Wheel & come again!
BETH Lesser and her fiancé were often the odd couple at Jamaican dancehall events in the 1980s. They not only jammed to the exciting music, but documented the era’s emerging artistes and trends.
Recently Soul Jazz Books reissued Lesser’s second book, Rub-a-Dub Style: The Roots of Dancehall Music, in the United States and United Kingdom.
First released in 2008, it contains a trove of photographs Lesser, an American, took during visits to Jamaica from 1982 to 1988. Dancehall’s leading lights were captured, including Sugar Minott, Tenor Saw, Junior Reid and producer Lloyd “King Jammys” James.
In an interview with the Jamaica Observer from her home in Toronto, Lesser said she gets many requests from publications for her archives, which she puts at over 1,000 photos. People are fascinated by the earthy music that came out of Jamaica during the 1980s.
“It was still reggae not like the stuff you hear today that sounds the same or like it’s coming from America — it was unique,” said Lesser, who is in her early 60s. “The melodies, the harmonies were so gripping, so captivating.”
The sound of Jamaican music changed in the 1980s. Uptempo computer beats, starting with the Sleng Teng in 1985, replaced the loping one-drop made famous by Bob Marley and The Wailers a decade earlier.
The re-release of Rub-a-Dub Style comes at a time when Lesser is updating her website (Bethlesser.com). Presently it has two of her books: King Jammys and The Legend of Sugar Minott. Eventually she plans to post her archives as well as issues of Reggae Quarterly, the magazine she and her Canadian husband David Kingston operated over 30 years ago.

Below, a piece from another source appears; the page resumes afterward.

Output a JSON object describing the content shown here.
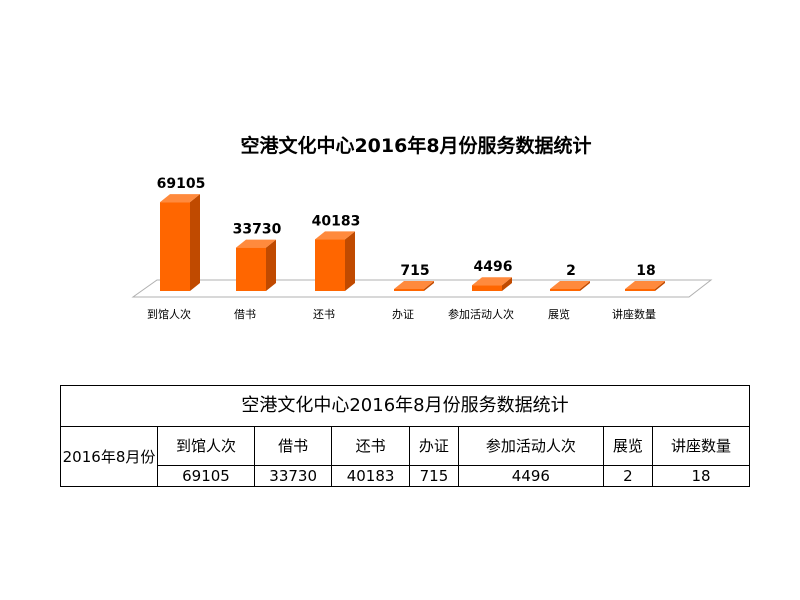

Minott, who died in 2010, is special to Lesser and Kingston. They used to hang out at his Youthman Promotions company in Kingston which was a hub for dancehall’s rising stars.
The couple got married at a Youthman Promotions dance in Kingston in 1986. Lesser believes Minott stands head and shoulders above his contemporaries.
“He was a true roots artiste who lived in the ghetto and never lost that feeling for the people. He was good at discovering and developing new talent,” she said.
Kingston and Lesser are no longer immersed in Jamaican music. She has worked with special needs children and researched folk and traditional music from South America. Kingston is now a banker.
For all her documentation, Lesser does not consider herself an authority on ’80s dancehall.
“No, not all. I’ve moved on to other interests. I’m no longer researching the music; other people are doing it and that’s a good thing,” she said.